Ketua AJI Jakarta Ahmad Nurhasim menyatakan jurnalis perempuan kerap mengalami diskriminasi di kantor redaksi tempat mereka bekerja dan saat meliput di lapangan. “AJI Jakarta mendesak perusahaan media memenuhi hak-hak jurnalis perempuan dan tidak memperlakukan jurnalis perempuan secara diskriminatif,” katanya dalam rilisnya, Selasa (21/4/2015). Hasil penelitian Aliansi Jurnalis Independen (AJI) Indonesia di tujuh kota pada 2011 dengan 135 responden jurnalis perempuan menunjukkan sebanyak 6,59 jurnalis mengalami diskriminasi dan 14,81% mengalami pelecehan ketika bertugas. Tak jarang narasumber mengajak berkencan jurnalis perempuan.
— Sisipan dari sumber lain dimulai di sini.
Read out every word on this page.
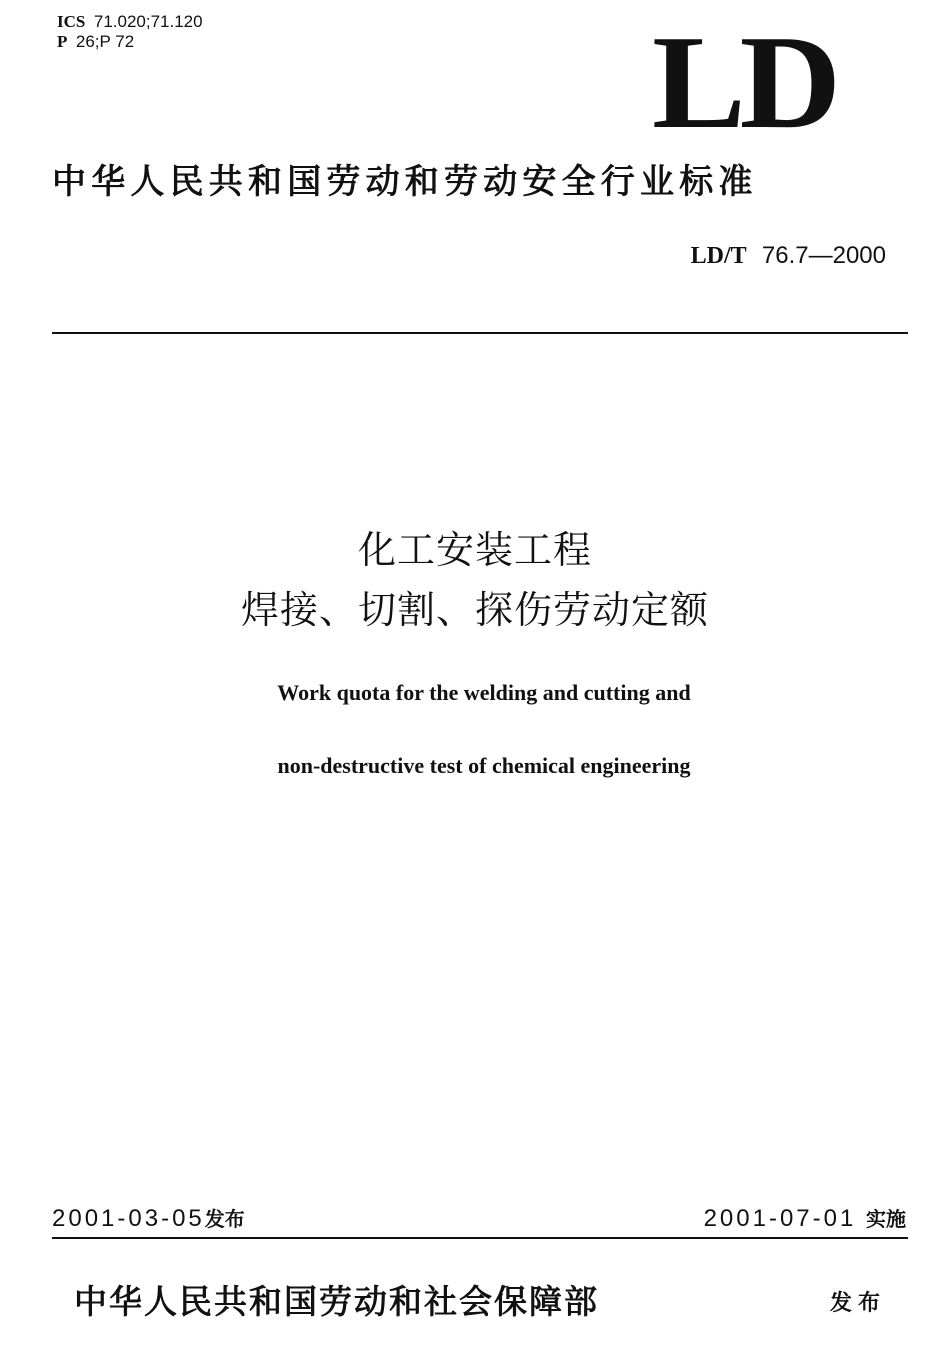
ICS 71.020;71.120
P 26;P 72	LD
中华人民共和国劳动和劳动安全行业标准
LD/T 76.7—2000
化工安装工程
焊接、切割、探伤劳动定额
Work quota for the welding and cutting and
non-destructive test of chemical engineering
2001-03-05发布	2001-07-01 实施
中华人民共和国劳动和社会保障部	发布
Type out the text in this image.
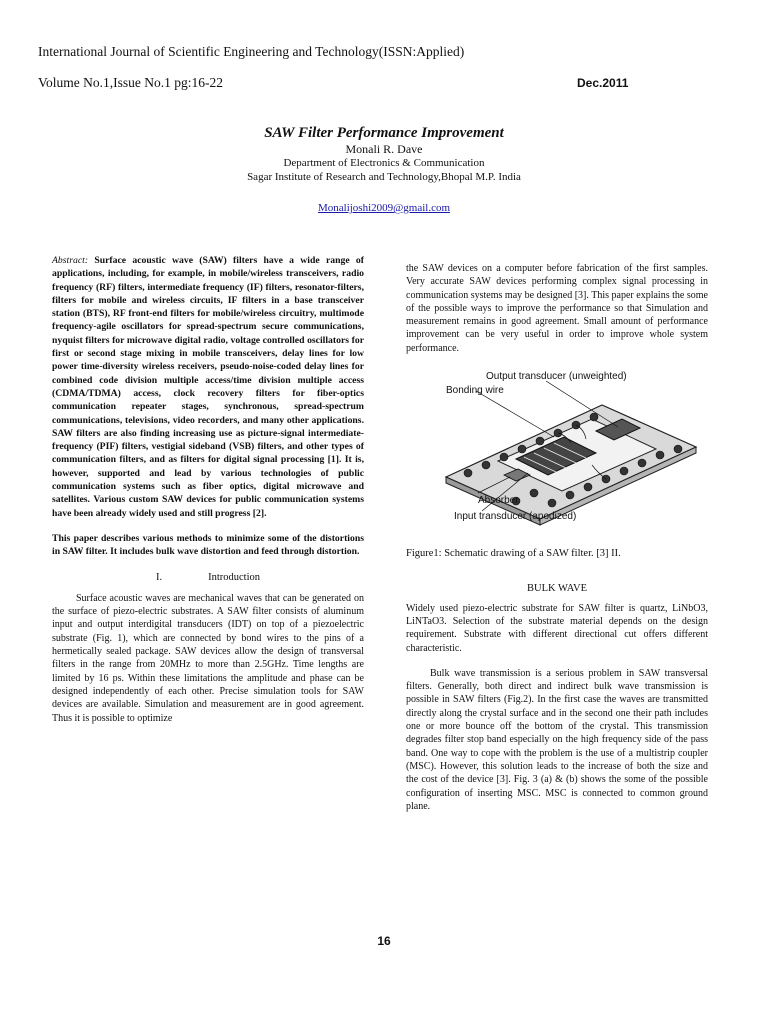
International Journal of Scientific Engineering and Technology(ISSN:Applied)
Volume No.1,Issue No.1 pg:16-22	Dec.2011

SAW Filter Performance Improvement

Monali R. Dave

Department of Electronics & Communication

Sagar Institute of Research and Technology,Bhopal M.P. India

Monalijoshi2009@gmail.com

Abstract: Surface acoustic wave (SAW) filters have a wide range of applications, including, for example, in mobile/wireless transceivers, radio frequency (RF) filters, intermediate frequency (IF) filters, resonator-filters, filters for mobile and wireless circuits, IF filters in a base transceiver station (BTS), RF front-end filters for mobile/wireless circuitry, multimode frequency-agile oscillators for spread-spectrum secure communications, nyquist filters for microwave digital radio, voltage controlled oscillators for first or second stage mixing in mobile transceivers, delay lines for low power time-diversity wireless receivers, pseudo-noise-coded delay lines for combined code division multiple access/time division multiple access (CDMA/TDMA) access, clock recovery filters for fiber-optics communication repeater stages, synchronous, spread-spectrum communications, televisions, video recorders, and many other applications. SAW filters are also finding increasing use as picture-signal intermediate-frequency (PIF) filters, vestigial sideband (VSB) filters, and other types of communication filters, and as filters for digital signal processing [1]. It is, however, supported and lead by various technologies of public communication systems such as fiber optics, digital microwave and satellites. Various custom SAW devices for public communication systems have been already widely used and still progress [2].

This paper describes various methods to minimize some of the distortions in SAW filter. It includes bulk wave distortion and feed through distortion.

I.	Introduction

Surface acoustic waves are mechanical waves that can be generated on the surface of piezo-electric substrates. A SAW filter consists of aluminum input and output interdigital transducers (IDT) on top of a piezoelectric substrate (Fig. 1), which are connected by bond wires to the pins of a hermetically sealed package. SAW devices allow the design of transversal filters in the range from 20MHz to more than 2.5GHz. Time lengths are limited by 16 ps. Within these limitations the amplitude and phase can be designed independently of each other. Precise simulation tools for SAW devices are available. Simulation and measurement are in good agreement. Thus it is possible to optimize

the SAW devices on a computer before fabrication of the first samples. Very accurate SAW devices performing complex signal processing in communication systems may be designed [3]. This paper explains the some of the possible ways to improve the performance so that Simulation and measurement remains in good agreement. Small amount of performance improvement can be very useful in order to improve whole system performance.

Output transducer (unweighted)
Bonding wire
Absorber
Input transducer (apodized)

Figure1: Schematic drawing of a SAW filter. [3] II.

BULK WAVE

Widely used piezo-electric substrate for SAW filter is quartz, LiNbO3, LiNTaO3. Selection of the substrate material depends on the design requirement. Substrate with different directional cut offers different characteristic.

Bulk wave transmission is a serious problem in SAW transversal filters. Generally, both direct and indirect bulk wave transmission is possible in SAW filters (Fig.2). In the first case the waves are transmitted directly along the crystal surface and in the second one their path includes one or more bounce off the bottom of the crystal. This transmission degrades filter stop band especially on the high frequency side of the pass band. One way to cope with the problem is the use of a multistrip coupler (MSC). However, this solution leads to the increase of both the size and the cost of the device [3]. Fig. 3 (a) & (b) shows the some of the possible configuration of inserting MSC. MSC is connected to common ground plane.

16
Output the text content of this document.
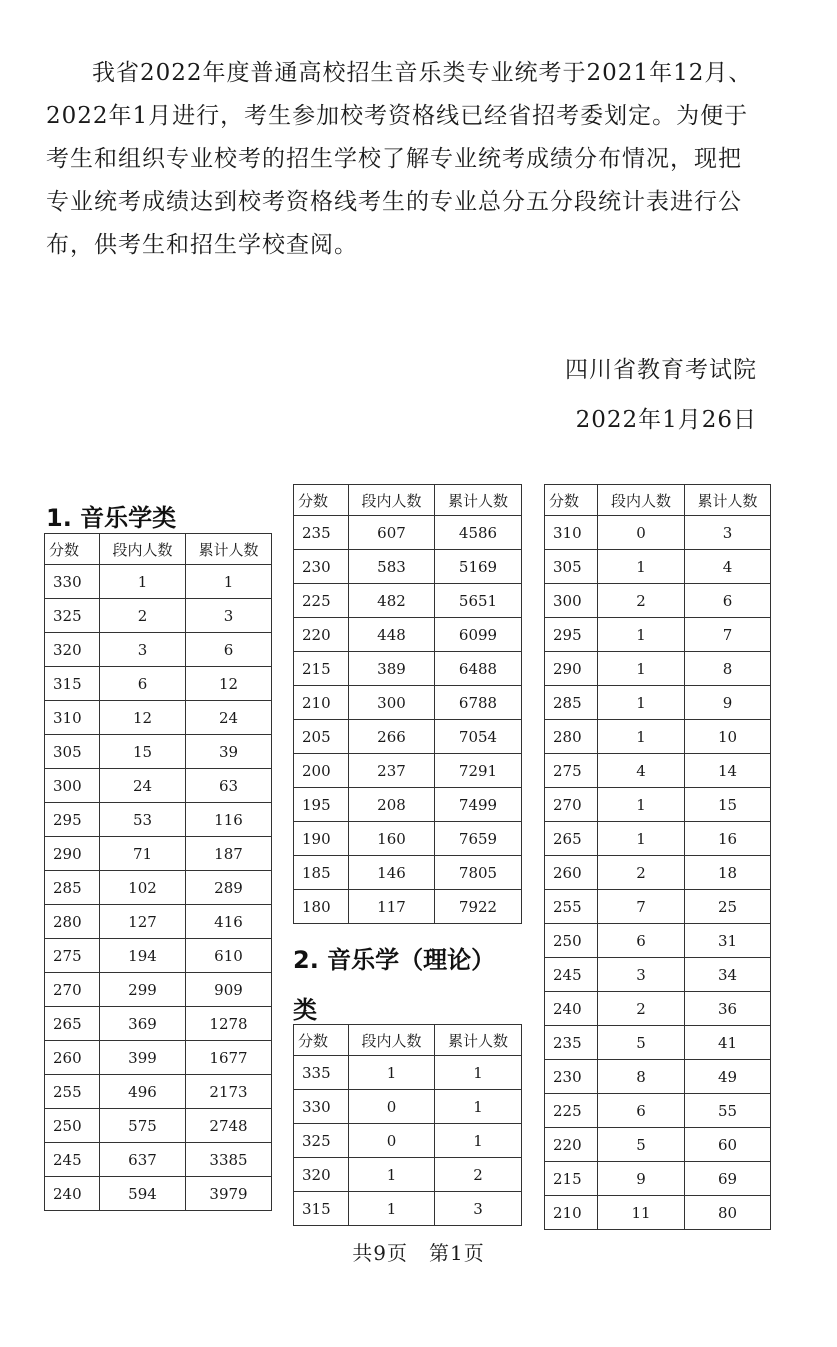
我省2022年度普通高校招生音乐类专业统考于2021年12月、2022年1月进行，考生参加校考资格线已经省招考委划定。为便于考生和组织专业校考的招生学校了解专业统考成绩分布情况，现把专业统考成绩达到校考资格线考生的专业总分五分段统计表进行公布，供考生和招生学校查阅。

四川省教育考试院
2022年1月26日
1. 音乐学类
分数	段内人数	累计人数
330	1	1
325	2	3
320	3	6
315	6	12
310	12	24
305	15	39
300	24	63
295	53	116
290	71	187
285	102	289
280	127	416
275	194	610
270	299	909
265	369	1278
260	399	1677
255	496	2173
250	575	2748
245	637	3385
240	594	3979
分数	段内人数	累计人数
235	607	4586
230	583	5169
225	482	5651
220	448	6099
215	389	6488
210	300	6788
205	266	7054
200	237	7291
195	208	7499
190	160	7659
185	146	7805
180	117	7922
2. 音乐学（理论）
类
分数	段内人数	累计人数
335	1	1
330	0	1
325	0	1
320	1	2
315	1	3
分数	段内人数	累计人数
310	0	3
305	1	4
300	2	6
295	1	7
290	1	8
285	1	9
280	1	10
275	4	14
270	1	15
265	1	16
260	2	18
255	7	25
250	6	31
245	3	34
240	2	36
235	5	41
230	8	49
225	6	55
220	5	60
215	9	69
210	11	80
共9页　第1页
Hanya 6% jurnalis perempuan yang menduduki posisi sebagai redaktur atau pengambil
keputusan di redaksi. Akibatnya, pengambilan kebijakan di redaksi didominasi jurnalis laki-laki. Sebanyak 40% jurnalis perempuan berstatus sebagai pekerja kontrak. Penelitian tersebut juga menunjukkan jurnalis perempuan belum banyak yang mengambil jatah untuk cuti haid karena kurang begitu populernya hak cuti haid ini. Para perempuan jurnalis yang sedang menyusui juga belum diberikan waktu khusus untuk menyusui. Masalah lainnya, 51,8% jurnalis perempuan belum mendapatkan fasilitas peliputan di malam hari. Diskriminasi terhadap perempuan dalam pemberitaan juga sering kali terjadi. Lebih lanjut dia menyebut media online juga kurang memiliki perspektif perempuan atau korban ketika memberitakan
kasus kekerasan, pembunuhan, dan pemerkosaan yang menimpa perempuan. ” M e d i a b e r k a l i - k a l i mengeksplotasi hal-hal terkait dengan perempuan yang menjadi korban pemerkosaan. Media menayangkan foto korban dan menyebutkan identitas lengkap korban perempuan,” katanya. AJI juga mendesak agar media mematuhi kode etik jurnalistik saat memberitakan kasus-kasus kekerasan, pembunuhan, dan pemerkosaan yang menimpa perempuan.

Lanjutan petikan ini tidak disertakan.